Ancak "savaşın ve güç kullanmanın en son seçenek" olduğunu seçim vaatleri arasına alan ve İran'la nükleer anlaşmayı bundan dolayı desteklediğini dile getiren Sanders, "ABD, dış politika meselelerinde uluslararası koalisyonla birlikte hareket etmelidir" ilkesini savunuyor.
Genel olarak ABD'nin dünya siyasetinde daha aktif ve müdahaleci bir rol oynaması gerektiğini savunan Cumhuriyetçi (muhafazakar) yaklaşımın aksine Sanders, ABD'nin bugüne kadarki tek taraflı eylemlerinin birçok bölgede kaosa neden olduğunu dile getiriyor.
Sanders, dış politikadaki önemli tecrübesine rağmen "e-posta skandalı" ve "Bingazi saldırısı" ile belli kesimlerde güven kaybeden Clinton'a karşı, şu ana kadarki performansı ile yarışın içinde olacağını ispatladı.
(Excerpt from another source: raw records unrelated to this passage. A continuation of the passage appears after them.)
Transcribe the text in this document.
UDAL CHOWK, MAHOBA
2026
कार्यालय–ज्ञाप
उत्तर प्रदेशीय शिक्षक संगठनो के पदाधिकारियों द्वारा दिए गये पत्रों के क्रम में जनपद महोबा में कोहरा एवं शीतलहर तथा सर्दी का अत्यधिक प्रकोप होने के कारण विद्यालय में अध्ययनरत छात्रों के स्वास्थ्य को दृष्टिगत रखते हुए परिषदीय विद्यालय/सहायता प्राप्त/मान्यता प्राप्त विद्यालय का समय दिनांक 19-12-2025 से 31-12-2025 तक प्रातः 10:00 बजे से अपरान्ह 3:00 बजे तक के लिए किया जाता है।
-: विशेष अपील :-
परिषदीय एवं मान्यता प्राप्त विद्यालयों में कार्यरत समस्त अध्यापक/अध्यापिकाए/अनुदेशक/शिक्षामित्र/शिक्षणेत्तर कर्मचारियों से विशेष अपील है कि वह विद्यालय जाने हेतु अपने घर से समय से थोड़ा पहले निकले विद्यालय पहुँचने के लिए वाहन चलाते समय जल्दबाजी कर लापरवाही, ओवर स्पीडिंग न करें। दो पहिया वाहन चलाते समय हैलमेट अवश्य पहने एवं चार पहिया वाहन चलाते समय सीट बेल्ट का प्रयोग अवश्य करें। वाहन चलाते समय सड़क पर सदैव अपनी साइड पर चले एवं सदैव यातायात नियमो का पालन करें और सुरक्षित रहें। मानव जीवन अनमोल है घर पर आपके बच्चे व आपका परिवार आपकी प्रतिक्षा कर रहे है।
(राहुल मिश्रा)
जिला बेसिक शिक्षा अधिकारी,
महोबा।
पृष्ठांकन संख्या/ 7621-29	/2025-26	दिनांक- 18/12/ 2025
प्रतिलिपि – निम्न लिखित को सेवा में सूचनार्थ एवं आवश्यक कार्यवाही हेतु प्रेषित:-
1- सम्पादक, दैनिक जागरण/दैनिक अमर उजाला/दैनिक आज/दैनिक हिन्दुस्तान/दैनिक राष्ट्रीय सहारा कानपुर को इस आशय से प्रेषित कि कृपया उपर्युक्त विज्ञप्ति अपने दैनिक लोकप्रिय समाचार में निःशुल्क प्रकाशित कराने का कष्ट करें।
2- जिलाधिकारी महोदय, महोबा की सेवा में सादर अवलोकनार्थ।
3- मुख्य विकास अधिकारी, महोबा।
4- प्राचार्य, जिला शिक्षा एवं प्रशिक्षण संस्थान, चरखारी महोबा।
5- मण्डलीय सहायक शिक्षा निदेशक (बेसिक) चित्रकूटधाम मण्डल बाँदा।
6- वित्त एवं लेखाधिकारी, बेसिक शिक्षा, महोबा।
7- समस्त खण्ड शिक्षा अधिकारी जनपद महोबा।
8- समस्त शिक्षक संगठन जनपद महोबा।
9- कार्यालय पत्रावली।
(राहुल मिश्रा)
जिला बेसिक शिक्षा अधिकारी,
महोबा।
İlk ön seçimlerde Iowa eyaletinde Clinton'a sadece binde 2'lik fark ile geçilen Sanders, her ne kadar ilk ön seçimi kazanamasa da rakibine gözdağı verdi. Ancak ikinci ön seçimlerin yapıldığı New Hampshire'dan yüzde 60'lık zaferle çıkan Sanders, yarışta iddialı olduğunu hem Demokratlara hem de Cumhuriyetçilere göstermiş oldu.
Anketlerde Clinton'un gerisinde
20 Şubat'ta Nevada'da gerçekleştirilecek ön seçimler için yapılan (Real Clear Politics adlı ABD'nin önde gelen siyasi analiz sitesinde yer alan) anketlerde Clinton'ı birkaç puan geriden takip eden Sanders, 27 Şubat'taki Güney Carolina ön seçimlerinin anketlerinde ise rakibinin bir hayli gerisinde gözüküyor.
Bu iki eyalette yapılacak ön seçimlerin ardından 1 Mart Salı günü 11 eyalet ile Amerikan Samoa adasında gerçekleştirilecek ("Süper Salı" olarak nitelenen) ön seçimlerin, iki rakibin başkanlık yarışındaki kaderini ciddi ölçüde etkilemesi bekleniyor. Bu bakımdan hayati önem taşıyan Nevada ve Güney Carolina ön seçimleri için iki rakip de oldukça yoğun bir tempoya girmiş durumda.
Ülke genelini yansıtan son anketlere göre Clinton yarışı, Sanders'ın sadece 4 puan önünde götürüyor. Dolayısıyla 1 Mart akşamı ortaya çıkacak tabloda Sanders ile Clinton'ın başa baş olması halinde, Demokrat Parti'yi göründüğünden çok daha zor bir karar süreci bekliyor olacak.
Ancak sonuç ne olursa olsun, kapitalizmin lokomotifi olan ABD'de, kendisini "demokratik sosyalist" olarak tanımlayan bir başkan aday adayının bu denli ivme yakalayabilmesi, Amerikan toplumundaki "dip dalganın" ülkenin siyasal ve ekonomik düzenine bakışı hakkında önemli bir fikir veriyor.